Rookie of the Year Contender Cory Reed's Two Wheel Experience Off Asphalt, Secret Weapon in Angelle Sampey
AMERICUS, Ga. (July 3, 2016) – Cory Reed is one of the new young faces in the NHRA Pro Stock Motorcycle class. The 23-year-old former professional motocross racer is turning heads with his quick progression in the class and much of it can be attributed to the experience of the Star Racing team and his 3x Pro Stock Motorcycle World Champion teammate Angelle Sampey.
Reed is the son of Jim and Annie Whiteley. Jim is a World Champion in Top Alcohol Dragster who now races in the highly unpredictable Pro Mod class and Cory’s mom is a very successful Top Alcohol Funny Car driver and was the 2012 West Region Top Alcohol Funny Car Champion in her rookie season. The Whiteley’s company J&A Services is also the title sponsor of the NHRA Pro Mod class. Coming from a champion racing family, it is no surprise that Reed has done well thus far in his debut season. Like many racers his age in the NHRA, Reed began his racing career in the Jr. Drag Racing League.

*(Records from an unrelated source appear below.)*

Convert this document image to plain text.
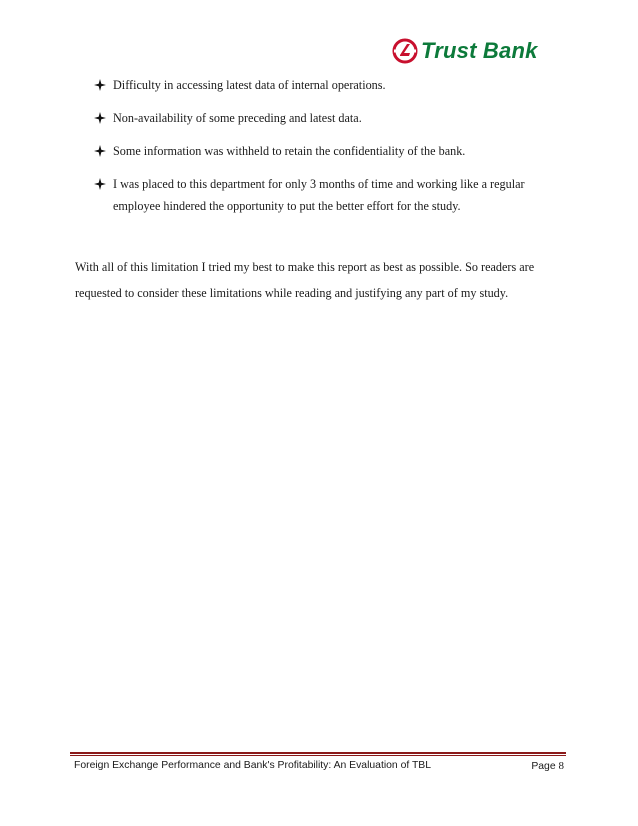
Trust Bank
Difficulty in accessing latest data of internal operations.
Non-availability of some preceding and latest data.
Some information was withheld to retain the confidentiality of the bank.
I was placed to this department for only 3 months of time and working like a regular employee hindered the opportunity to put the better effort for the study.

With all of this limitation I tried my best to make this report as best as possible. So readers are requested to consider these limitations while reading and justifying any part of my study.

Foreign Exchange Performance and Bank's Profitability: An Evaluation of TBL	Page 8
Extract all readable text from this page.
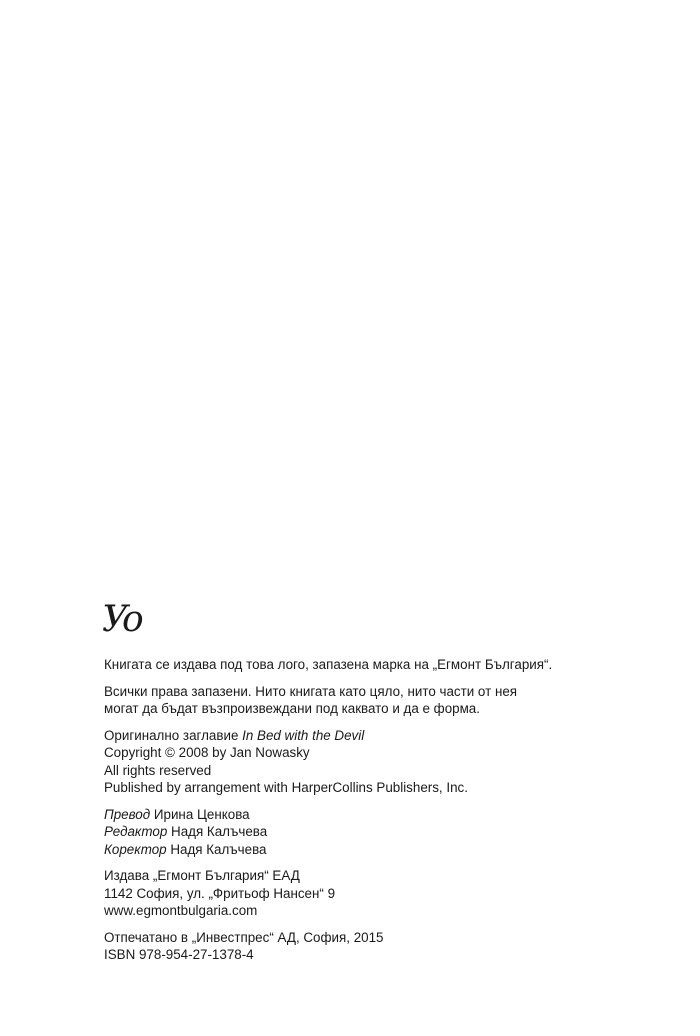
Уо

Книгата се издава под това лого, запазена марка на „Егмонт България“.

Всички права запазени. Нито книгата като цяло, нито части от нея
могат да бъдат възпроизвеждани под каквато и да е форма.

Оригинално заглавие In Bed with the Devil
Copyright © 2008 by Jan Nowasky
All rights reserved
Published by arrangement with HarperCollins Publishers, Inc.

Превод Ирина Ценкова
Редактор Надя Калъчева
Коректор Надя Калъчева

Издава „Егмонт България“ ЕАД
1142 София, ул. „Фритьоф Нансен“ 9
www.egmontbulgaria.com

Отпечатано в „Инвестпрес“ АД, София, 2015
ISBN 978-954-27-1378-4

“When we were younger, we had Jr. Dragsters and dirt bikes,” Reed reminisced. “My mom didn’t like the dirt bikes that much and she ended up selling them because she was scared of us hurting ourselves. That happened around the time we started racing Jr. Dragsters and we did that until I was about thirteen.”
The adrenaline of Jr. Dragsters didn’t fulfill Reed as much as being on a dirt bike did so he told his dad Jim that he wanted to get back into riding dirt bikes and transition away from Jr. Dragsters. When Reed was told he could only race dirt bikes if he got good grades, he brought home his next report card to his parents with straight A’s.
“My dad bought me my first bike and it was a KTM 105,” he said. “I ended up breaking my elbow on that bike and it took six months to heal. That crash made me want to ride even more but my dad said I couldn’t race again unless I proved to him that I could be safe on one so I did everything I could to impress him like jumps and climbing big hills.”
Throughout his motocross career, Reed took the proper path of doing amateur races and eventually advancing to the professional level. Like many in the sport, he experienced several injuries in his motocross career including multiple concussions, broken ribs and a lacerated kidney and spleen.
“After one of the last concussions I got when I raced motocross, I waited the three weeks for my head to heal,” Reed remembered. “I ended up doing a few more Arenacross races and I crashed breaking my hand when I landed on the concrete and I knocked myself out again. After that crash, I was driving home and I looked at my girlfriend at the time and told her I thought I was done racing motocross. I called my mom to tell her and she was the one that suggested I check out George Bryce’s school and here we are.” Reed signed up for George Bryce’s Motorcycle Drag Racing School in January of 2015 and had found his calling.
“My dad and I went to George’s school last year and I thought the Pro Stock Motorcycles were bad ass; they’re really sweet,” he smiled.“I felt pretty decent when I made my first pass and I knew I wanted to do it and could be good at it. From there, I went to the races and helped the team when Angelle raced.”
“Being on the crew last year definitely helped me for my rookie season this year,” he acknowledged. “Working on the bike and being next to Ken Johnson to learn how things work was really cool. My dad can build his whole car by himself and that’s how I want to be with the bike. Helping Ken build my bike and spending time with him in the shop has helped me get to the point where if something goes wrong on my bike, I kind of have an idea of what’s going on and I appreciate the Star Racing team for all of that.”
Another big bonus about being on Star Racing’s team is his access to the advice and knowledge of three-time Pro Stock Motorcycle World Champion Angelle Sampey.
“I have a three-time champ on my side and she’s awesome,” Reed said about teammate Sampey. “I think it definitely gives me the upper hand because she’s not scared to share things with me and tell me things to do or not do. Like in Atlanta, she told me that there was a bump between third and fourth gear and my shift light will come on but not to shift because I’d be short shifting. She told me right before I ran and as it happened, I was so happy she told me that and prepared me.”
As any racer in their rookie season, there is growing pains to be expected. Reed knows having Sampey as his mentor is something most rookies could only dream of and he believes the growing pains will be minimal with Sampey on his side.
“I’m not afraid to ask Angelle something if I have questions; she’s always been very open with me,” he said. “Even when we’re signing autographs, she’ll make sure the people are getting my autograph too. She’ll grab the hero card, hand it over to me to sign and then hand it back to them. Anybody would be lucky to have her as their teammate.”